Quebec’s Quiet Revolution arrived toward the end of this period, and constituted for us a sort of catching-up with an historical trajectory that was much longer elsewhere. Within a few years, Quebec acquired a modern social state and a progressive labour law; nationalized some major sectors of its economy; created the Caisse de Dépôt et Placement, the public university and college networks, and the health care system; made working conditions in the public sector a lever for raising conditions in the private sector; and, finally, equipped itself with the tools to develop its natural resources under its own control. Added to all this, a progressive tax system that took more from the well-off than from the majority, and that tapped into profits almost as much as wages, gradually but ineluctably reduced the power of the business elites and big corporations in the society and the economy.
Neoliberal policies are a struggle by the elites to reconquer the economic and political power they lost to the workers, whom they have managed to fragment into a multiplicity of groups, each forced onto the defensive, each attempting to preserve some acquisition that guarantees its dignity. The great secret of neoliberalism is that what we understand as the dismantling of some part of the social state, the privatization of some public service, the imposition of market competition in some sector, the deregulation of this or that is in fact a vast transfer of resources, wealth and power from “the commons” to the hands of the elite and their big corporations. That has been the true nature of the one-sided class warfare waged by the elite against society, for some thirty years.

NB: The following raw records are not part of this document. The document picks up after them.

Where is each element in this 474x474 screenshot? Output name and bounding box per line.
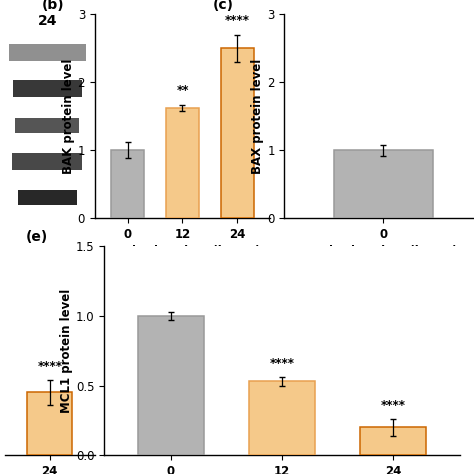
Bar	[137, 316, 204, 455]
Bar	[360, 427, 427, 455]
Text: ****: ****	[225, 15, 250, 27]
Text: (c): (c)	[212, 0, 233, 12]
Text: 24: 24	[37, 14, 57, 28]
Bar	[249, 382, 315, 455]
Text: ****: ****	[381, 399, 406, 411]
Bar	[27, 392, 72, 455]
Text: **: **	[176, 84, 189, 98]
Text: (b): (b)	[42, 0, 65, 12]
Bar	[18, 190, 77, 205]
Bar	[166, 108, 199, 218]
Bar	[15, 118, 80, 133]
Bar	[12, 153, 82, 170]
Text: ****: ****	[37, 360, 62, 373]
Bar	[221, 48, 254, 218]
Y-axis label: BAX protein level: BAX protein level	[251, 58, 264, 174]
X-axis label: Incubation time (hours): Incubation time (hours)	[104, 245, 261, 258]
Bar	[9, 44, 86, 61]
Bar	[111, 150, 144, 218]
Y-axis label: BAK protein level: BAK protein level	[62, 58, 75, 174]
Text: ****: ****	[270, 357, 294, 370]
Text: (e): (e)	[26, 230, 48, 244]
X-axis label: Incubation time (hours): Incubation time (hours)	[301, 245, 457, 258]
Bar	[13, 81, 82, 98]
Bar	[334, 150, 433, 218]
Y-axis label: MCL1 protein level: MCL1 protein level	[60, 289, 73, 413]
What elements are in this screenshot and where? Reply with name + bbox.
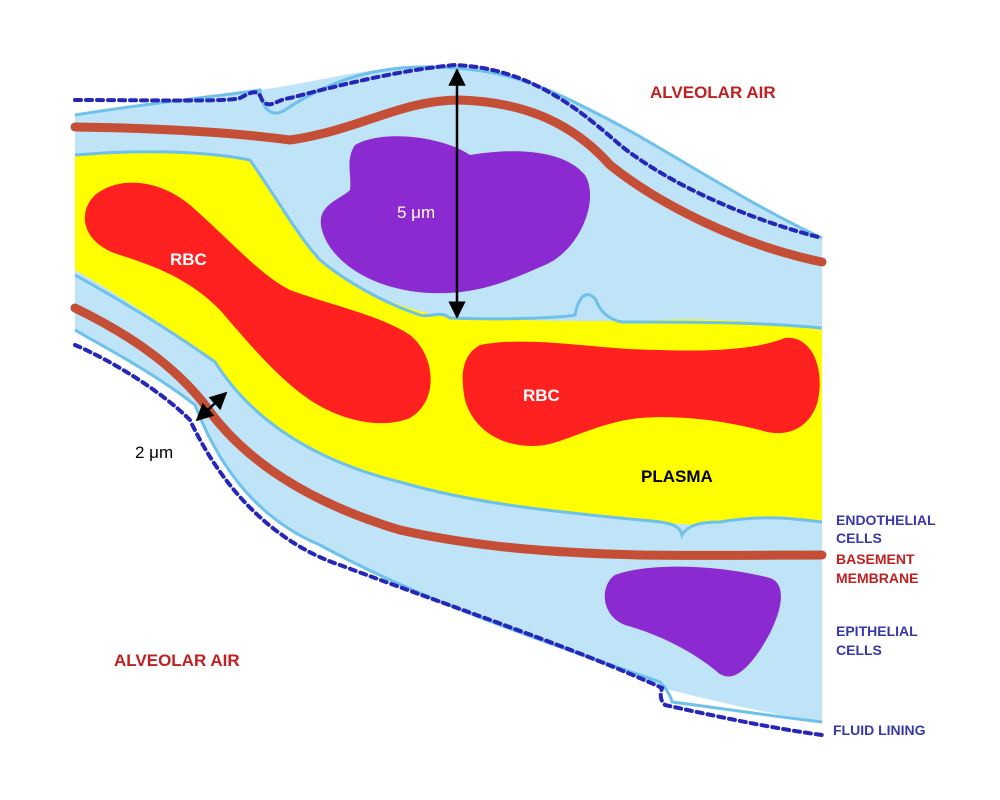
label-distance-2um: 2 μm	[135, 443, 173, 462]
endothelial-line-bottom	[74, 273, 823, 540]
label-alveolar-air-top: ALVEOLAR AIR	[650, 83, 776, 102]
double-arrow-diagonal-icon	[195, 391, 228, 422]
label-rbc-right: RBC	[523, 386, 560, 405]
label-endothelial-line1: ENDOTHELIAL	[836, 512, 936, 528]
fluid-lining-bottom	[73, 343, 824, 737]
fluid-lining-top	[73, 62, 824, 240]
rbc-left-cell	[84, 182, 431, 424]
plasma-region	[75, 151, 822, 525]
label-endothelial-line2: CELLS	[836, 530, 882, 546]
label-alveolar-air-bottom: ALVEOLAR AIR	[114, 651, 240, 670]
label-basement-line1: BASEMENT	[836, 551, 915, 567]
label-fluid-lining: FLUID LINING	[833, 722, 926, 738]
label-plasma: PLASMA	[641, 467, 713, 486]
epithelial-nucleus	[604, 566, 781, 677]
label-rbc-left: RBC	[170, 250, 207, 269]
label-epithelial-line2: CELLS	[836, 642, 882, 658]
rbc-right-cell	[462, 337, 820, 446]
label-epithelial-line1: EPITHELIAL	[836, 623, 918, 639]
epithelial-edge-top	[74, 65, 823, 240]
basement-membrane-bottom	[70, 303, 827, 560]
label-basement-line2: MEMBRANE	[836, 570, 918, 586]
label-distance-5um: 5 μm	[397, 203, 435, 222]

That warfare could continue uninterrupted for as long as it held the promise that this was the only way to guarantee economic growth that would eventually allow the workers to increase their living standards. After the crisis of 2008, belief in the need for austerity helped to extend this context of one-sided struggle. But with the spring of 2012, the veil was lifted and the elite appeared for what it is: a class of “appropriators” who live and enrich themselves by transforming our collective heritage into their individual wealth and into assets for the big corporations. The future of the universities did not escape this logic, and the fee increase was an essential tool in this strategy of incorporation of the university. By challenging the increase in the name of free tuition, the movement altered the context. The struggle is now being waged by both sides. It is possible to think of a post-neoliberalism, and to go about constructing it. Over and beyond the electoral pause, a new era of change and social debate is opening before us.
 For an English translation, see “Massive demonstrations support Quebec students striking against fee hikes”; the statement is appended to the article.
 Association pour une solidarité syndicale étudiante – Association for student union solidarity (ASSÉ); Coalition large de l’ASSÉ – Broad coalition of the ASSÉ (CLASSE).